The Bush administration has been making it clear that Iraq is not going to be another Kosovo or East Timor. "It is not a model we want to follow, of a sort of permanent international administration," Mr. Wolfowitz remarked. "I think the right goal is to move as quickly as we can... to a government that is, if I could paraphrase Abraham Lincoln, of the Iraqis, by the Iraqis and for the Iraqis. Not to make them a colonial administration or a U.N. administration or run in any way by foreigners," he said.

But an Iraqi Opposition leader, who is one of Washington's closest allies, argued that the U.S. military might have to stay in Iraq for as long as two years. Ahmad Chalabi of the Iraqi National Congress has said that he expects a constitution to be ratified "within two years." Mr. Chalabi has been meriting a lot of attention in this country and for different reasons — he has been apparently sentenced to 22 years hard labour in Jordan for bank fraud and embezzlement; and from the conflict point of view, had advised the administration that a U.S.-led invasion would quickly lead to an uprising. Analysts are pointing to the fact that the fighting is now in the third week and no popular uprising has been seen thus far.

Iraq's future

The future of Iraq will be on top of the agenda when the President, George W. Bush, meets the Prime Minister of Britain, Tony Blair, at a working dinner on Monday night at the Hillsborough Castle, south of Belfast. This is the third time the two leaders are meeting in the last three weeks. One of the differences between the two is over the role of the United Nations — Mr. Blair sees a stronger role for the world body than Mr. Bush.

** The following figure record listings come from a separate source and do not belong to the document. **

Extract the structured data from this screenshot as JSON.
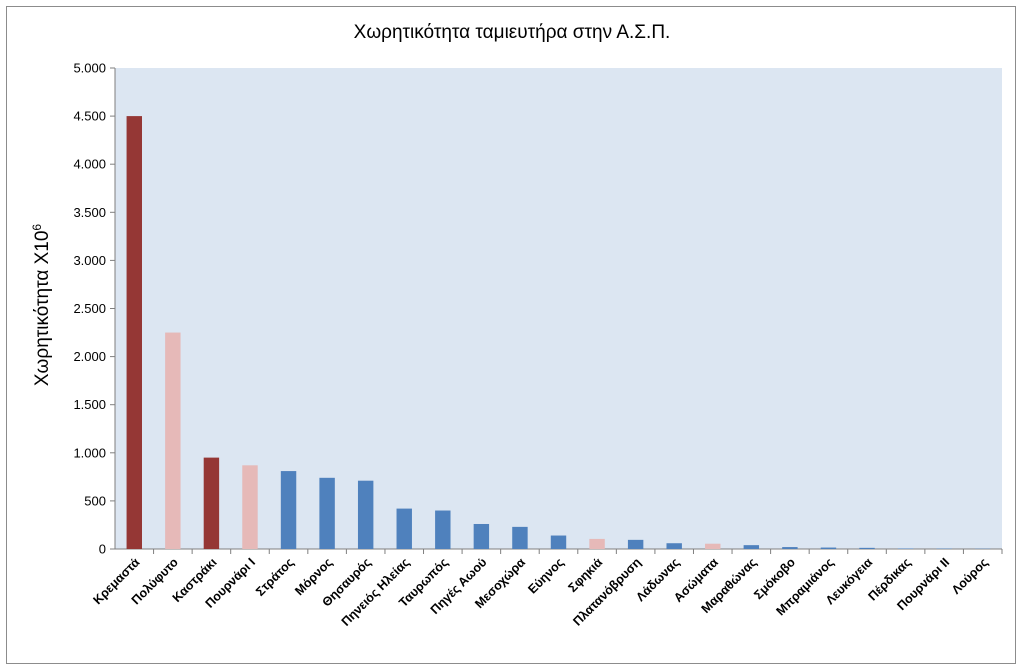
{
  "chart_data": {
    "type": "bar",
    "title": "Χωρητικότητα ταμιευτήρα στην Α.Σ.Π.",
    "ylabel": "Χωρητικότητα X10",
    "ylabel_superscript": "6",
    "xlabel": "",
    "ylim": [
      0,
      5000
    ],
    "yticks": [
      0,
      500,
      1000,
      1500,
      2000,
      2500,
      3000,
      3500,
      4000,
      4500,
      5000
    ],
    "ytick_labels": [
      "0",
      "500",
      "1.000",
      "1.500",
      "2.000",
      "2.500",
      "3.000",
      "3.500",
      "4.000",
      "4.500",
      "5.000"
    ],
    "grid": false,
    "categories": [
      "Κρεμαστά",
      "Πολύφυτο",
      "Καστράκι",
      "Πουρνάρι Ι",
      "Στράτος",
      "Μόρνος",
      "Θησαυρός",
      "Πηνειός Ηλείας",
      "Ταυρωπός",
      "Πηγές Αωού",
      "Μεσοχώρα",
      "Εύηνος",
      "Σφηκιά",
      "Πλατανόβρυση",
      "Λάδωνας",
      "Ασώματα",
      "Μαραθώνας",
      "Σμόκοβο",
      "Μπραμιάνος",
      "Λευκόγεια",
      "Πέρδικας",
      "Πουρνάρι ΙΙ",
      "Λούρος"
    ],
    "values": [
      4500,
      2250,
      950,
      870,
      810,
      740,
      710,
      420,
      400,
      260,
      230,
      140,
      105,
      95,
      60,
      55,
      40,
      20,
      15,
      12,
      5,
      4,
      3
    ],
    "bar_colors": [
      "#953735",
      "#e6b9b8",
      "#953735",
      "#e6b9b8",
      "#4f81bd",
      "#4f81bd",
      "#4f81bd",
      "#4f81bd",
      "#4f81bd",
      "#4f81bd",
      "#4f81bd",
      "#4f81bd",
      "#e6b9b8",
      "#4f81bd",
      "#4f81bd",
      "#e6b9b8",
      "#4f81bd",
      "#4f81bd",
      "#4f81bd",
      "#4f81bd",
      "#4f81bd",
      "#4f81bd",
      "#4f81bd"
    ],
    "plot_background": "#dce6f2"
  }
}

In New York, the U.N. Secretary General, Kofi Annan, has asked for the Security Council to meet so that he could discuss issues relating to Iraq. Permanent members such as Russia, France and China are not willing to do anything that would be seen as the Council endorsing what the United States and Britain have done. Major powers at the U.N. are for playing a key role in the post-conflict Iraq; but the Bush administration has said that this role will largely be confined to humanitarian activities and in the realm of reconstruction but nowhere near the political scheme of things.